Ahora, la moneda ha caído en cruz, lo que Quima eligió. Me tocaba obedecer. Yo estaba nervioso y excitado ante la perspectiva de gozar en el papel de sumiso esclavo de los caprichos de mi amante. Ella tenía una mirada procaz.

- ¡Bien, bien, bien! -dijo con voz maliciosa y estalló en carcajadas-. Otra vez te he ganado.

Cambió el tono de voz y teatralmente interrogó:

—¿Rodolfo, por qué no has recogido los libros de los pupitres, ¿eh?

Yo no supe qué decir y encogí los hombros. Ella se acercó moviendo las caderas, con el índice señalándome y repuso:

—Mereces un castigo, ¿no te parece?

Yo asentí con una mirada algo tonta.

—¡Ajá! —exclamo victoriosa— Pues vas a aprender a obedecer.

Ese juego de obedecer no era nuevo; lo empleábamos a veces y nos excitaba muchísimo a los dos. La última vez, fui yo quien era el amo y Quima mi obediente sierva.
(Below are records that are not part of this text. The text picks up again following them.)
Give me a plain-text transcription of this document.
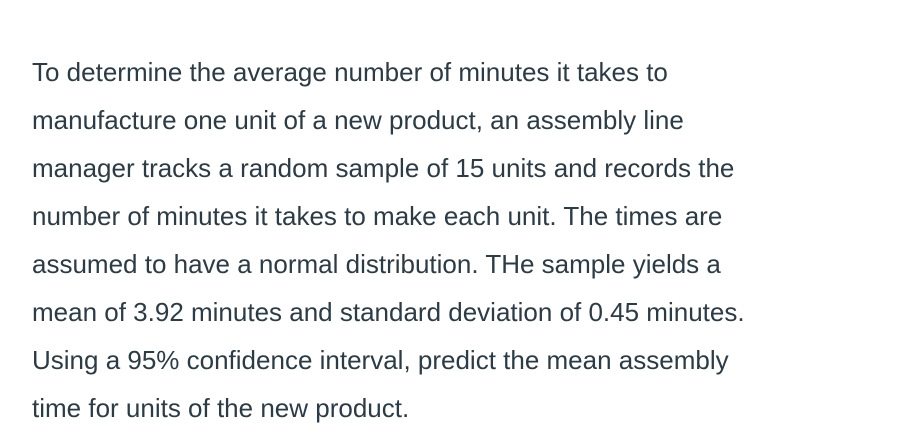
To determine the average number of minutes it takes to
manufacture one unit of a new product, an assembly line
manager tracks a random sample of 15 units and records the
number of minutes it takes to make each unit. The times are
assumed to have a normal distribution. THe sample yields a
mean of 3.92 minutes and standard deviation of 0.45 minutes.
Using a 95% confidence interval, predict the mean assembly
time for units of the new product.
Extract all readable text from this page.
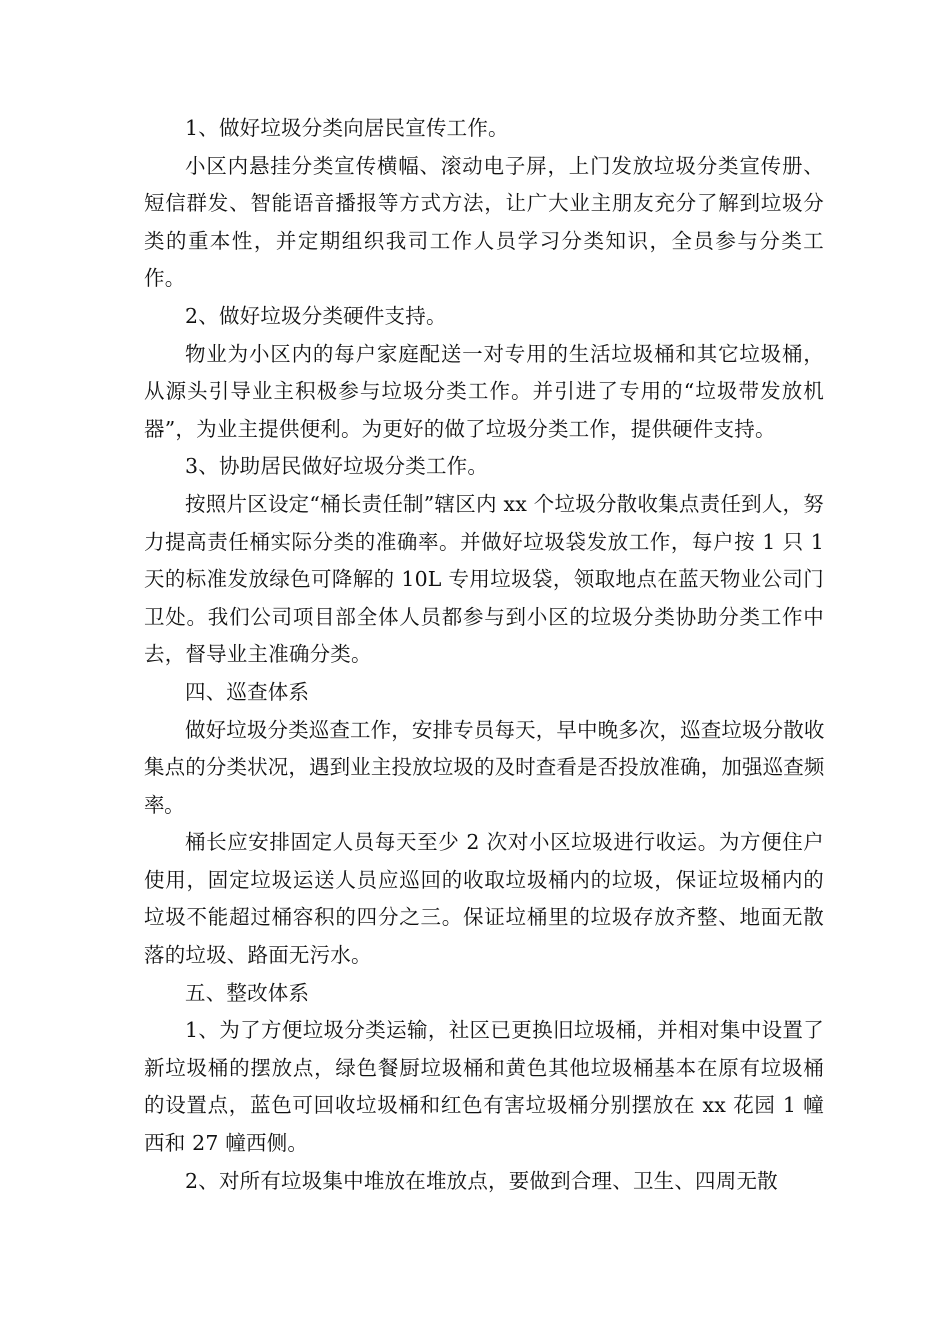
1、做好垃圾分类向居民宣传工作。

小区内悬挂分类宣传横幅、滚动电子屏，上门发放垃圾分类宣传册、短信群发、智能语音播报等方式方法，让广大业主朋友充分了解到垃圾分类的重本性，并定期组织我司工作人员学习分类知识，全员参与分类工作。

2、做好垃圾分类硬件支持。

物业为小区内的每户家庭配送一对专用的生活垃圾桶和其它垃圾桶，从源头引导业主积极参与垃圾分类工作。并引进了专用的“垃圾带发放机器”，为业主提供便利。为更好的做了垃圾分类工作，提供硬件支持。

3、协助居民做好垃圾分类工作。

按照片区设定“桶长责任制”辖区内 xx 个垃圾分散收集点责任到人，努力提高责任桶实际分类的准确率。并做好垃圾袋发放工作，每户按 1 只 1 天的标准发放绿色可降解的 10L 专用垃圾袋，领取地点在蓝天物业公司门卫处。我们公司项目部全体人员都参与到小区的垃圾分类协助分类工作中去，督导业主准确分类。

四、巡查体系

做好垃圾分类巡查工作，安排专员每天，早中晚多次，巡查垃圾分散收集点的分类状况，遇到业主投放垃圾的及时查看是否投放准确，加强巡查频率。

桶长应安排固定人员每天至少 2 次对小区垃圾进行收运。为方便住户使用，固定垃圾运送人员应巡回的收取垃圾桶内的垃圾，保证垃圾桶内的垃圾不能超过桶容积的四分之三。保证垃桶里的垃圾存放齐整、地面无散落的垃圾、路面无污水。

五、整改体系

1、为了方便垃圾分类运输，社区已更换旧垃圾桶，并相对集中设置了新垃圾桶的摆放点，绿色餐厨垃圾桶和黄色其他垃圾桶基本在原有垃圾桶的设置点，蓝色可回收垃圾桶和红色有害垃圾桶分别摆放在 xx 花园 1 幢西和 27 幢西侧。

2、对所有垃圾集中堆放在堆放点，要做到合理、卫生、四周无散
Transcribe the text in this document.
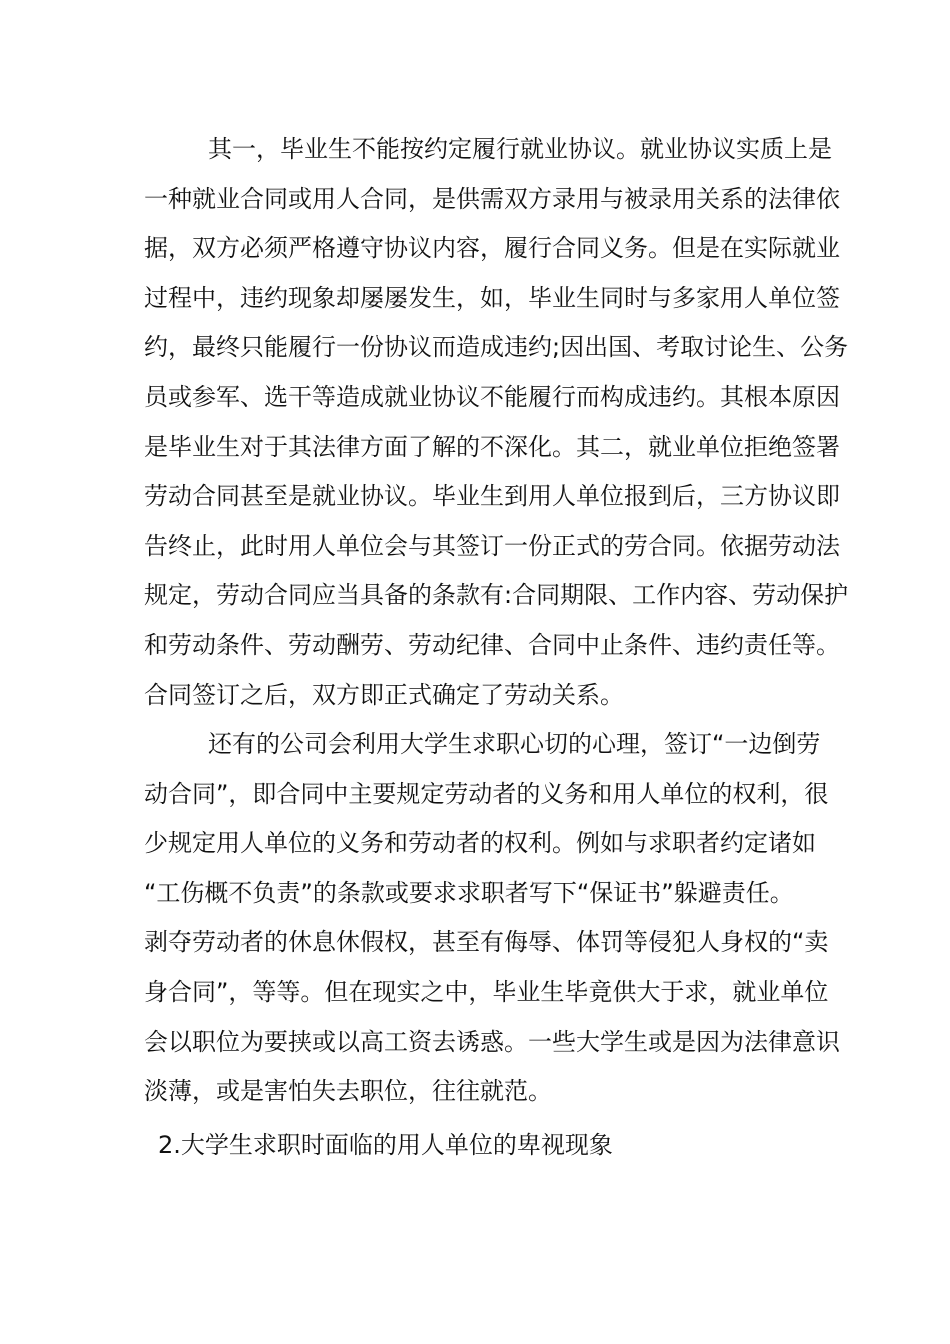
其一，毕业生不能按约定履行就业协议。就业协议实质上是
一种就业合同或用人合同，是供需双方录用与被录用关系的法律依
据，双方必须严格遵守协议内容，履行合同义务。但是在实际就业
过程中，违约现象却屡屡发生，如，毕业生同时与多家用人单位签
约，最终只能履行一份协议而造成违约;因出国、考取讨论生、公务
员或参军、选干等造成就业协议不能履行而构成违约。其根本原因
是毕业生对于其法律方面了解的不深化。其二，就业单位拒绝签署
劳动合同甚至是就业协议。毕业生到用人单位报到后，三方协议即
告终止，此时用人单位会与其签订一份正式的劳合同。依据劳动法
规定，劳动合同应当具备的条款有:合同期限、工作内容、劳动保护
和劳动条件、劳动酬劳、劳动纪律、合同中止条件、违约责任等。
合同签订之后，双方即正式确定了劳动关系。
还有的公司会利用大学生求职心切的心理，签订“一边倒劳
动合同”，即合同中主要规定劳动者的义务和用人单位的权利，很
少规定用人单位的义务和劳动者的权利。例如与求职者约定诸如
“工伤概不负责”的条款或要求求职者写下“保证书”躲避责任。
剥夺劳动者的休息休假权，甚至有侮辱、体罚等侵犯人身权的“卖
身合同”，等等。但在现实之中，毕业生毕竟供大于求，就业单位
会以职位为要挟或以高工资去诱惑。一些大学生或是因为法律意识
淡薄，或是害怕失去职位，往往就范。
2.大学生求职时面临的用人单位的卑视现象
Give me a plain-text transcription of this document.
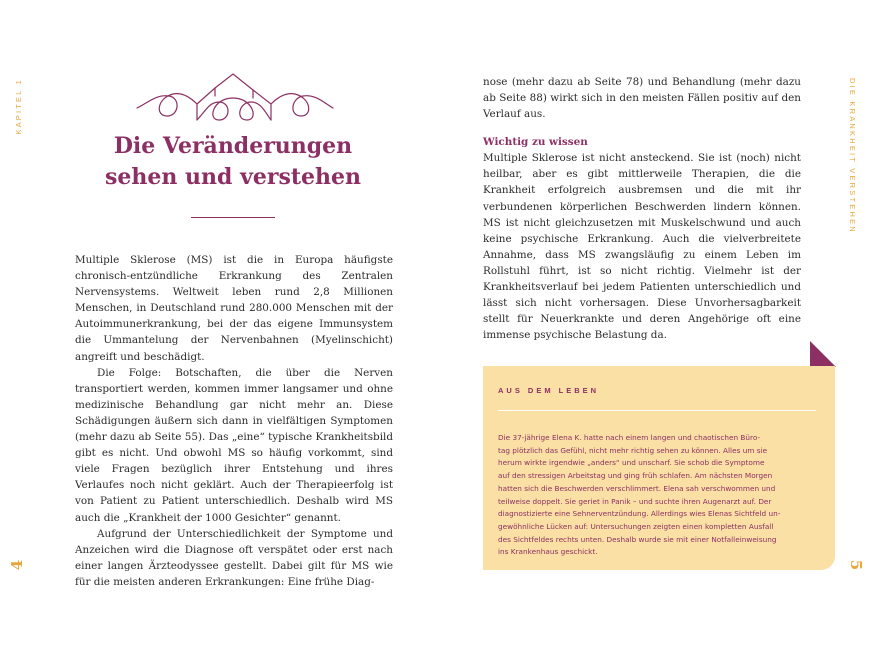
KAPITEL 1	DIE KRANKHEIT VERSTEHEN
4	5
Die Veränderungen
sehen und verstehen

Multiple Sklerose (MS) ist die in Europa häufigste chronisch-entzündliche Erkrankung des Zentralen Nervensystems. Weltweit leben rund 2,8 Millionen Menschen, in Deutschland rund 280.000 Menschen mit der Autoimmunerkrankung, bei der das eigene Immunsystem die Ummantelung der Nervenbahnen (Myelinschicht) angreift und beschädigt.

Die Folge: Botschaften, die über die Nerven transportiert werden, kommen immer langsamer und ohne medizinische Behandlung gar nicht mehr an. Diese Schädigungen äußern sich dann in vielfältigen Symptomen (mehr dazu ab Seite 55). Das „eine“ typische Krankheitsbild gibt es nicht. Und obwohl MS so häufig vorkommt, sind viele Fragen bezüglich ihrer Entstehung und ihres Verlaufes noch nicht geklärt. Auch der Therapieerfolg ist von Patient zu Patient unterschiedlich. Deshalb wird MS auch die „Krankheit der 1000 Gesichter“ genannt.

Aufgrund der Unterschiedlichkeit der Symptome und Anzeichen wird die Diagnose oft verspätet oder erst nach einer langen Ärzteodyssee gestellt. Dabei gilt für MS wie für die meisten anderen Erkrankungen: Eine frühe Diag-

nose (mehr dazu ab Seite 78) und Behandlung (mehr dazu ab Seite 88) wirkt sich in den meisten Fällen positiv auf den Verlauf aus.

Wichtig zu wissen

Multiple Sklerose ist nicht ansteckend. Sie ist (noch) nicht heilbar, aber es gibt mittlerweile Therapien, die die Krankheit erfolgreich ausbremsen und die mit ihr verbundenen körperlichen Beschwerden lindern können. MS ist nicht gleichzusetzen mit Muskelschwund und auch keine psychische Erkrankung. Auch die vielverbreitete Annahme, dass MS zwangsläufig zu einem Leben im Rollstuhl führt, ist so nicht richtig. Vielmehr ist der Krankheitsverlauf bei jedem Patienten unterschiedlich und lässt sich nicht vorhersagen. Diese Unvorhersagbarkeit stellt für Neuerkrankte und deren Angehörige oft eine immense psychische Belastung da.

AUS DEM LEBEN
Die 37-jährige Elena K. hatte nach einem langen und chaotischen Büro-
tag plötzlich das Gefühl, nicht mehr richtig sehen zu können. Alles um sie
herum wirkte irgendwie „anders“ und unscharf. Sie schob die Symptome
auf den stressigen Arbeitstag und ging früh schlafen. Am nächsten Morgen
hatten sich die Beschwerden verschlimmert. Elena sah verschwommen und
teilweise doppelt. Sie geriet in Panik – und suchte ihren Augenarzt auf. Der
diagnostizierte eine Sehnerventzündung. Allerdings wies Elenas Sichtfeld un-
gewöhnliche Lücken auf: Untersuchungen zeigten einen kompletten Ausfall
des Sichtfeldes rechts unten. Deshalb wurde sie mit einer Notfalleinweisung
ins Krankenhaus geschickt.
—¡Túmbate sobre la mesa! —ordenó con voz fingida—.  ¡Ahora mismo!

Yo me subí a la mesa.

—Boca abajo —mandó—. Yo obedecí y me tumbé con las piernas juntas y los brazos por encima de la cabeza. Ella vino hacia mí. Me agarró las piernas y me las abrió. Pasó la mano por debajo de mi culo y me acarició las pelotas. Me cerró las piernas de nuevo y me bajó el calzoncillo. Lo dejó a la altura de los tobillos y comenzó a acariciarme los muslos, pasó a los glúteos; los besó suavemente y... de repente los mordió. Experimenté una fuerte erección. Debajo de mi vientre apretado contra la mesa, noté la trempada de mi polla. Gemí.

—¿Te gusta, niño malo? — Y me palmeó el culo, primero flojito; luego con más fuerza. Sentí el calor de la sangre subiendo a mi culo palmeteado. Ella lo besó y lo acarició, un cachete y después el otro cachete. —Date la vuelta—, exigió.